At Pattadakal, a world-famous heritage site and last stop for the day, he corralled us outside the gates to the temples, standing between us and what we’d come to see.
‘Fifteen minutes for explanation, five minutes for photographs!’ he shouted, then launched into the next speech. I just pushed my way past him and went in, leaving the rest of the group meekly listening while he droned on, and on – and on.
But this was where he was coming from: for him the history, the explanation was far more important than the site. He couldn’t see the beauty; the art, the carving, the ambience all faded into a dim insignificance beside the meaning – perhaps he had a point, but one entirely lost on me. I’d come to see, to experience – not for a lecture.
I had a choice between ignoring him – or killing him. Luckily I chose the former – but only just. There was a brief explosion of rage that may, or may not, have come from Dogster, just at the end of the day when he announced angrily, his temper also at breaking point after trying to control eighty-seven witless tourists,
‘You have two minutes for a toilet break – hurry up or we’ll leave without you – and you’ll miss your train.’
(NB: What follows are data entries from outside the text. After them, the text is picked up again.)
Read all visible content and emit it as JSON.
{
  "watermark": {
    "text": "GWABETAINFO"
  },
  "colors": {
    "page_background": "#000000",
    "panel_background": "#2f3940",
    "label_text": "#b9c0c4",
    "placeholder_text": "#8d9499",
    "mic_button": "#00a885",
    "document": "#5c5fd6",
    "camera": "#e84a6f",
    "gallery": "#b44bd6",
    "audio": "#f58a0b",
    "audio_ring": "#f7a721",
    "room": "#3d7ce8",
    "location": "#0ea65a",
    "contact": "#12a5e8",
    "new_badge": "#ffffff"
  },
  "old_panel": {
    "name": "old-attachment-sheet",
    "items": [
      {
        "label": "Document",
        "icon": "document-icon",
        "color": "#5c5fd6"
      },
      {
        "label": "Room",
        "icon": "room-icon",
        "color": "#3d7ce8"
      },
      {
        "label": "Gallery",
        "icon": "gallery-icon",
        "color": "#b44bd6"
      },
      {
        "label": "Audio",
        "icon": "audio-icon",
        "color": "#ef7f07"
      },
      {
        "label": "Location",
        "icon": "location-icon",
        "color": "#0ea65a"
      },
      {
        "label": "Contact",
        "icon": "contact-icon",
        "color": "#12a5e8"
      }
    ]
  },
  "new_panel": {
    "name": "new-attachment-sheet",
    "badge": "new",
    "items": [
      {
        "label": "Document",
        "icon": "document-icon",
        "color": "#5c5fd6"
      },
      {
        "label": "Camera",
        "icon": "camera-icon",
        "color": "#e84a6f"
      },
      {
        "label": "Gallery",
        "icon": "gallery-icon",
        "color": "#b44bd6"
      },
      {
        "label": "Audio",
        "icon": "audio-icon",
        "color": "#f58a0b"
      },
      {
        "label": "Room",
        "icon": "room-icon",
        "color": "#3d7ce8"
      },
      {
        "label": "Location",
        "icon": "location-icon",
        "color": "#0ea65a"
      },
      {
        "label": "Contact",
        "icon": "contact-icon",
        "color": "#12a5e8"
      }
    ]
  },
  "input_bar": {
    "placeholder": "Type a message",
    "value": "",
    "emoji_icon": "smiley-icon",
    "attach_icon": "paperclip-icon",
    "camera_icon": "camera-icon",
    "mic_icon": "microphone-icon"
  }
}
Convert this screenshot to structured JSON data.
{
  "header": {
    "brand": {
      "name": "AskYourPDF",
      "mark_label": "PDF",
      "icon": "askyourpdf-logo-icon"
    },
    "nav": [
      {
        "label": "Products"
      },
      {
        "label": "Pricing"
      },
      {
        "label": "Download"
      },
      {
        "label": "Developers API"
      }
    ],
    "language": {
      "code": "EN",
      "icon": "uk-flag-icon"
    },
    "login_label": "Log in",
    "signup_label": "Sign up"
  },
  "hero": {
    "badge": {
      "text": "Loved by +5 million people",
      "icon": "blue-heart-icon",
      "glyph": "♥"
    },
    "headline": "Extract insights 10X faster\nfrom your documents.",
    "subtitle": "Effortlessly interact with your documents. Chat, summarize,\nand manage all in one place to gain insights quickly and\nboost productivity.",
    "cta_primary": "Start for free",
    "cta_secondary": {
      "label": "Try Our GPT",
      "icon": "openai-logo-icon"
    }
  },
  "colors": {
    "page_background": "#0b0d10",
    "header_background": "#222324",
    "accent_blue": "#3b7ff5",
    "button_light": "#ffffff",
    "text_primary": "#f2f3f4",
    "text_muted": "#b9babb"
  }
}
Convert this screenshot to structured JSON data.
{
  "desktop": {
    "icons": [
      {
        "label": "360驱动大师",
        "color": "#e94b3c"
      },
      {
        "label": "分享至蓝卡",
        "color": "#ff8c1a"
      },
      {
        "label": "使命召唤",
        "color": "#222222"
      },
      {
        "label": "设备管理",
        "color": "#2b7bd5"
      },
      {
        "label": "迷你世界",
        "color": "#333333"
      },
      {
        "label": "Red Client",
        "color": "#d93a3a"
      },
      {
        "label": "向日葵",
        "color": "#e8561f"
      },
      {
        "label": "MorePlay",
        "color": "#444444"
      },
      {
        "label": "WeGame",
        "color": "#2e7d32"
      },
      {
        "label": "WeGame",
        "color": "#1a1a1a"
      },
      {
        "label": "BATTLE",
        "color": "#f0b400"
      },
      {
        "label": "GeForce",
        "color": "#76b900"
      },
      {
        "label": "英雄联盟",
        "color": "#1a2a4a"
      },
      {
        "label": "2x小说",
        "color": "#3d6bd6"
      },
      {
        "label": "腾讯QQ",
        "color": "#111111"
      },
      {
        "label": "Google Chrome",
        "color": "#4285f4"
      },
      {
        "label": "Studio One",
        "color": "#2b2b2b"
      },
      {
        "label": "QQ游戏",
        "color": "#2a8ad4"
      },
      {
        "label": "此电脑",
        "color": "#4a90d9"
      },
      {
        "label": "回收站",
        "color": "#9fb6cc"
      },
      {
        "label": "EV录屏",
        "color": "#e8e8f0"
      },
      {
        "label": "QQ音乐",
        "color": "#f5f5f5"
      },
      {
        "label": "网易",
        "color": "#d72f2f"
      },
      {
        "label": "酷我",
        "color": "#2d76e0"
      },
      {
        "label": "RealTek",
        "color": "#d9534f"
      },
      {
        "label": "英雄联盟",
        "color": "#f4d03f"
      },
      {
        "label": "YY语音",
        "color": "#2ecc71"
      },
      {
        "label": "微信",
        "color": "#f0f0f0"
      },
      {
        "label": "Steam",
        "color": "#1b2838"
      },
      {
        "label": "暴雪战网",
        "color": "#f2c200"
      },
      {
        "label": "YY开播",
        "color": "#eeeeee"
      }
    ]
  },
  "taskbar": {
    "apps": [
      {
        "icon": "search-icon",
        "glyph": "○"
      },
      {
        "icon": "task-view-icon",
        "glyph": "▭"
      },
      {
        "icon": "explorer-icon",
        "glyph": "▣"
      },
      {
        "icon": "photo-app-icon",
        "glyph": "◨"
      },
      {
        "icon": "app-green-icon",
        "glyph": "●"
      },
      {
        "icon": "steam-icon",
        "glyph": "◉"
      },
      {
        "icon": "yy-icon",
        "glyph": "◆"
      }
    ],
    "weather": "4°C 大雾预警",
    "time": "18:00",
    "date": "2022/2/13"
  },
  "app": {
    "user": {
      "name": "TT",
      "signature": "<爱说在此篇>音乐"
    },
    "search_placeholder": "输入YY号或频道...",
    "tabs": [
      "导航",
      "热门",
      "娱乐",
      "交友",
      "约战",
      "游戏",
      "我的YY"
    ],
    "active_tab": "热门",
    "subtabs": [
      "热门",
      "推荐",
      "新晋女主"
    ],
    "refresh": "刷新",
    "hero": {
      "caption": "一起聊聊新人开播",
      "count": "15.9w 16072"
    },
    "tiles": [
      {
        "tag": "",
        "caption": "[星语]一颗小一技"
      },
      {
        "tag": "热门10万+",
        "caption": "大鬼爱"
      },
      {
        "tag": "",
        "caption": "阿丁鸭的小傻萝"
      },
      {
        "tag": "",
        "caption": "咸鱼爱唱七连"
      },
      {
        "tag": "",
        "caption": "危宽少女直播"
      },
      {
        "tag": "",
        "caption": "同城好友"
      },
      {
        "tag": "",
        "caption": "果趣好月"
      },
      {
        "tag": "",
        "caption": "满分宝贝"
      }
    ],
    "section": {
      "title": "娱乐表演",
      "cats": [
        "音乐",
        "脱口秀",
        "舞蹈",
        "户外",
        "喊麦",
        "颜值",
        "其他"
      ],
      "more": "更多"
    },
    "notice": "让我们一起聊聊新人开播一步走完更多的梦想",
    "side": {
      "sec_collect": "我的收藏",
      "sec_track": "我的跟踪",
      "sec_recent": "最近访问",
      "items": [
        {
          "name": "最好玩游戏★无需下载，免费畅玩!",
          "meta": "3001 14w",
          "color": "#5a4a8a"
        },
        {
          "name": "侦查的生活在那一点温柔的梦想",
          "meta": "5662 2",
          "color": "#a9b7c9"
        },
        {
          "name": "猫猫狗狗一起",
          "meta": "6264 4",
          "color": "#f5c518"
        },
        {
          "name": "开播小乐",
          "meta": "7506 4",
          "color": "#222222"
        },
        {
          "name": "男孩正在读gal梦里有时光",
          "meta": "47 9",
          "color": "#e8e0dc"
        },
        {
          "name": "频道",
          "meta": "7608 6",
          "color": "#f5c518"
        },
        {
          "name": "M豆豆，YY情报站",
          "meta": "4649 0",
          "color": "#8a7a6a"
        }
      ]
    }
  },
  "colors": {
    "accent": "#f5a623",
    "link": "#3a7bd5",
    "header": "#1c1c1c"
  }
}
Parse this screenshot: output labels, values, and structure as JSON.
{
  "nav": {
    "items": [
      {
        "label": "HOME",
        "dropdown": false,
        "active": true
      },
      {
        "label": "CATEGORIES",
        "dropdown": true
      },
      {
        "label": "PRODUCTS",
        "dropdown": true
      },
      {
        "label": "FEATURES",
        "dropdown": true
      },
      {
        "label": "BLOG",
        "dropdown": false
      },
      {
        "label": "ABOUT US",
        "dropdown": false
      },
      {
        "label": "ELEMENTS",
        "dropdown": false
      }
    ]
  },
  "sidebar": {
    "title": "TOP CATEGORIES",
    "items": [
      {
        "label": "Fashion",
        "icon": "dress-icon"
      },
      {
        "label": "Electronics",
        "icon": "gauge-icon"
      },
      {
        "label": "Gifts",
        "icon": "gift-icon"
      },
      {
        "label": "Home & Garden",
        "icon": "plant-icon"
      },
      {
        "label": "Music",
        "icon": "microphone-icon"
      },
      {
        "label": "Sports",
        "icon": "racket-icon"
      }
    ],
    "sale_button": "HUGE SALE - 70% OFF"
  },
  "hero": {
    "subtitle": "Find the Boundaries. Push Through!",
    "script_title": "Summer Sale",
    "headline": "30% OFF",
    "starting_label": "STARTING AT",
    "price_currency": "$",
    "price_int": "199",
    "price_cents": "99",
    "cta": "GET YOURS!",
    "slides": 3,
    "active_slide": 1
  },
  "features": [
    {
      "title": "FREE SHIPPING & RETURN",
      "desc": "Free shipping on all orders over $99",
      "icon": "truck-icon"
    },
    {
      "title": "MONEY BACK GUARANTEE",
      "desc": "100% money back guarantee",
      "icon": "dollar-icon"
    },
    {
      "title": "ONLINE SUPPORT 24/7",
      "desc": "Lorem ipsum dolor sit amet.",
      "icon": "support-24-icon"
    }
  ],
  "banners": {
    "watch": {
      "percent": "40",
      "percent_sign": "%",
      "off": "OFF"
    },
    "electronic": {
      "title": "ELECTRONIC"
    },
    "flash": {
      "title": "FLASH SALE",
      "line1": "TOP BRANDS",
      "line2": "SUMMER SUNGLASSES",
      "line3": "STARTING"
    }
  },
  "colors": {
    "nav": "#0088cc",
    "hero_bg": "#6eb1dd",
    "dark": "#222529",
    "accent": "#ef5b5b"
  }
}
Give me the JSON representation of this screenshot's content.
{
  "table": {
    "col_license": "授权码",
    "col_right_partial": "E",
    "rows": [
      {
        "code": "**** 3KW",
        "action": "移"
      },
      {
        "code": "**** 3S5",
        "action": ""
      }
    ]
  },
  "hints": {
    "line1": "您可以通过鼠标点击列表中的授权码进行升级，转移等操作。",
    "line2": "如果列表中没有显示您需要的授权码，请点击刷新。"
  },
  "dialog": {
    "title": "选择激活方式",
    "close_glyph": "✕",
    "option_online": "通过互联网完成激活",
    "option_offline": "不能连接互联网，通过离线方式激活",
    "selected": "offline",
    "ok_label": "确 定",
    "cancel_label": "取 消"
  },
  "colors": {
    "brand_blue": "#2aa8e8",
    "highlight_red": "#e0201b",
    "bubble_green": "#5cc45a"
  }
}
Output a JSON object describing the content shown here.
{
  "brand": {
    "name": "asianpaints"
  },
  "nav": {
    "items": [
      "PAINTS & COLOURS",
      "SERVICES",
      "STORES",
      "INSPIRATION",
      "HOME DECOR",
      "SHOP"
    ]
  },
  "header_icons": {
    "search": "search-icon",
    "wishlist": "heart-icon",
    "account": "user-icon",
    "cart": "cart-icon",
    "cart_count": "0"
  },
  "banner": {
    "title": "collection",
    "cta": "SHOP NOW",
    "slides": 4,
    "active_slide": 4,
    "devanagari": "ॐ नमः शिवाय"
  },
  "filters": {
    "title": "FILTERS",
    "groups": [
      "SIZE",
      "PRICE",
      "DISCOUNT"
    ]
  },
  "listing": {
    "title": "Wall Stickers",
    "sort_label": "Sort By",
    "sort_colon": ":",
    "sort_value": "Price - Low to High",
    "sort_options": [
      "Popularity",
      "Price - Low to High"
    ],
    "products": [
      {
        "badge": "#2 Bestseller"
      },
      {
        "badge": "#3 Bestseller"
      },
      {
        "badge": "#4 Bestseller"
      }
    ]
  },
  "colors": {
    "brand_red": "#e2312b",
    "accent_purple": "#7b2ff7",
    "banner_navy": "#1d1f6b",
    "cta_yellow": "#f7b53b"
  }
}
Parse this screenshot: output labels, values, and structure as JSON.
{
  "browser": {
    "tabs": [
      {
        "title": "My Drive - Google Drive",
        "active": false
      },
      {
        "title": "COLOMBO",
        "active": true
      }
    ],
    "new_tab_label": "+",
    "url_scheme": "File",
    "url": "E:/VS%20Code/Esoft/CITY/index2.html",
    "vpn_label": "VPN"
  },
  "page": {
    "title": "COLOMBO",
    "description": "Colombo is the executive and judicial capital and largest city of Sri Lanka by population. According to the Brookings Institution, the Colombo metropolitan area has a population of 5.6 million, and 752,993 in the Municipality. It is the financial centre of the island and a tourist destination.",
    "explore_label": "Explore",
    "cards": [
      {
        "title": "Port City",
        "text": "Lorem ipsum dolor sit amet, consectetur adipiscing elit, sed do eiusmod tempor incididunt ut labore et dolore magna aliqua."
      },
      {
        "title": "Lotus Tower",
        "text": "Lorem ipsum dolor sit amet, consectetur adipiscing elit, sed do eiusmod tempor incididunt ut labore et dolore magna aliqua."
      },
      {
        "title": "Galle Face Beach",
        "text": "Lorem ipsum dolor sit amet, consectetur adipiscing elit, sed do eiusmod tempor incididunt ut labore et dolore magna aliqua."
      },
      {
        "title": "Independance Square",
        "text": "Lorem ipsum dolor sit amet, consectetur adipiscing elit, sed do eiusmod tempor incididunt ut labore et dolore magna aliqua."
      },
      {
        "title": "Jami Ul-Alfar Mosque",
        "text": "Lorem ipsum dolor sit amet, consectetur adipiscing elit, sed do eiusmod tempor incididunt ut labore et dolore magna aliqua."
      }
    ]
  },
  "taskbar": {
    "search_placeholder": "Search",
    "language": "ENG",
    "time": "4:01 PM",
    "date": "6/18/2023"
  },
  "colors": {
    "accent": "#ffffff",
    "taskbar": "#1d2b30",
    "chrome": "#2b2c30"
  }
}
Late at night in Mysore, after a raucous dinner, after too much wine, I slipped out the door and wandered the station. Deserted platforms curved away, empty trains sat silent on the adjacent tracks, all the detritus of the railway station, the lights, the switches, the mysterious containers lay ready for tomorrow – just Dogster and the railway line.
Listen to him howl.
It was the last full day of the trip. Spirits were high – everybody looking forward to day in the sun. After the familiar kerfuffle and a longish drive, we tumbled out of the buses at Calangute. The road led straight down to the beach, a road lined with a thousand shops, all selling the same hideous tourist crap. Wandering down that road were over-weight European tourists in skimpy bathing costumes, their voluminous flesh imprinted with the sunburnt impressions of the clothes they’d worn the day before. I just wanted to take some of them aside and say, gently, ‘Go home. Look in a mirror. Don’t ever come out like this in public again. You’re scaring the children…’
Alas, there weren’t many children in sight – just mountains of white European flesh intent on a good time. I wandered further, down to the beach, a vast, crowded strip of what once was sand, covered in hundreds and hundreds of Indians lads ogling sun-baking European women, hoping for a glimpse of that forbidden foreign skin. Seemingly oblivious to all this attention, the French, German, Russian, British package tourists lay spread out on the sand, legs akimbo, sunglasses askew, staring contently at the sun. Obviously, coming from Europe, they only saw the sun for a week or so a year so had piled in their thousands on to cheap, discount airlines and arrived, en masse, in Goa.